The Haemophilia Society has rebranded for the first time in more than 50 years.
The charity, which supports people who are affected by bleeding disorders, said the move was driven by a desire to appear more welcoming, approachable and inclusive.
It said the main focus of the rebrand was to ensure the charity’s identity aligned with its strategy and goals, “so that it is better able to engage with its current membership, reach many more thousands of men and women with bleeding disorders in the UK, and grow support for the charity, to enable it to continue its life-changing work”.
Kate Burt, chief executive of the charity, said: “Branding plays a critical role in growing much-needed support for the Haemophilia Society, but a brand review, as part of a new three-year strategy, revealed that we did not look or sound as approachable as we could.
“Today we have a compelling and consistent brand identity which is warm, welcoming and inclusive, and driven by our belief that a bleeding disorder shouldn’t define who you are, what you do or how you feel. We are confident that this will reap rewards for many years to come.”
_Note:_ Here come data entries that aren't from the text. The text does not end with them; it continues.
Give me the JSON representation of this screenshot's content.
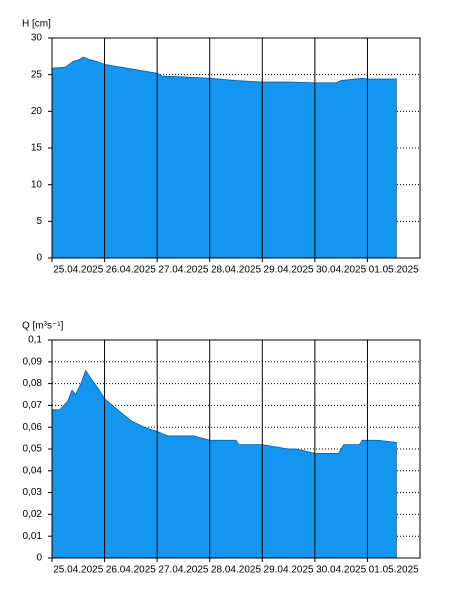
{
  "chart_data": [
    {
      "type": "area",
      "y_label": "H [cm]",
      "color": "#1496f0",
      "x": [
        0,
        0.25,
        0.4,
        0.5,
        0.6,
        0.7,
        0.85,
        1.0,
        1.25,
        1.5,
        1.75,
        2.0,
        2.1,
        2.5,
        3.0,
        3.5,
        4.0,
        4.5,
        5.0,
        5.4,
        5.5,
        5.9,
        6.0,
        6.55
      ],
      "values": [
        25.9,
        26.0,
        26.8,
        27.0,
        27.4,
        27.1,
        26.8,
        26.4,
        26.1,
        25.8,
        25.5,
        25.2,
        24.8,
        24.7,
        24.5,
        24.2,
        24.0,
        24.0,
        23.9,
        23.9,
        24.2,
        24.5,
        24.4,
        24.4
      ],
      "xlim": [
        0,
        7
      ],
      "xticks": [
        {
          "value": 0,
          "label": "25.04.2025"
        },
        {
          "value": 1,
          "label": "26.04.2025"
        },
        {
          "value": 2,
          "label": "27.04.2025"
        },
        {
          "value": 3,
          "label": "28.04.2025"
        },
        {
          "value": 4,
          "label": "29.04.2025"
        },
        {
          "value": 5,
          "label": "30.04.2025"
        },
        {
          "value": 6,
          "label": "01.05.2025"
        }
      ],
      "ylim": [
        0,
        30
      ],
      "yticks": [
        0,
        5,
        10,
        15,
        20,
        25,
        30
      ],
      "grid": true
    },
    {
      "type": "area",
      "y_label": "Q [m³s⁻¹]",
      "color": "#1496f0",
      "x": [
        0,
        0.15,
        0.3,
        0.38,
        0.45,
        0.55,
        0.64,
        0.75,
        0.9,
        1.0,
        1.25,
        1.5,
        1.75,
        2.0,
        2.2,
        2.7,
        2.85,
        3.0,
        3.5,
        3.55,
        4.0,
        4.5,
        4.65,
        5.0,
        5.45,
        5.55,
        5.85,
        5.9,
        6.2,
        6.55
      ],
      "values": [
        0.068,
        0.068,
        0.072,
        0.077,
        0.075,
        0.08,
        0.086,
        0.082,
        0.077,
        0.073,
        0.068,
        0.063,
        0.06,
        0.058,
        0.056,
        0.056,
        0.055,
        0.054,
        0.054,
        0.052,
        0.052,
        0.05,
        0.05,
        0.048,
        0.048,
        0.052,
        0.052,
        0.054,
        0.054,
        0.053
      ],
      "xlim": [
        0,
        7
      ],
      "xticks": [
        {
          "value": 0,
          "label": "25.04.2025"
        },
        {
          "value": 1,
          "label": "26.04.2025"
        },
        {
          "value": 2,
          "label": "27.04.2025"
        },
        {
          "value": 3,
          "label": "28.04.2025"
        },
        {
          "value": 4,
          "label": "29.04.2025"
        },
        {
          "value": 5,
          "label": "30.04.2025"
        },
        {
          "value": 6,
          "label": "01.05.2025"
        }
      ],
      "ylim": [
        0,
        0.1
      ],
      "yticks": [
        0,
        {
          "value": 0.01,
          "label": "0,01"
        },
        {
          "value": 0.02,
          "label": "0,02"
        },
        {
          "value": 0.03,
          "label": "0,03"
        },
        {
          "value": 0.04,
          "label": "0,04"
        },
        {
          "value": 0.05,
          "label": "0,05"
        },
        {
          "value": 0.06,
          "label": "0,06"
        },
        {
          "value": 0.07,
          "label": "0,07"
        },
        {
          "value": 0.08,
          "label": "0,08"
        },
        {
          "value": 0.09,
          "label": "0,09"
        },
        {
          "value": 0.1,
          "label": "0,1"
        }
      ],
      "grid": true
    }
  ]
}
The charity said it sought the input and opinions of its members and other stakeholders, including partner organisations, at every stage of the nine-month project.
It said the total cost of the rebrand, which was developed in conjunction with the branding agency The Clearing, was £60,000.
The society said the new brand identity would be rolled out gradually, starting with its new website. It includes a new logo, brand colours, font, tone of voice and other design elements.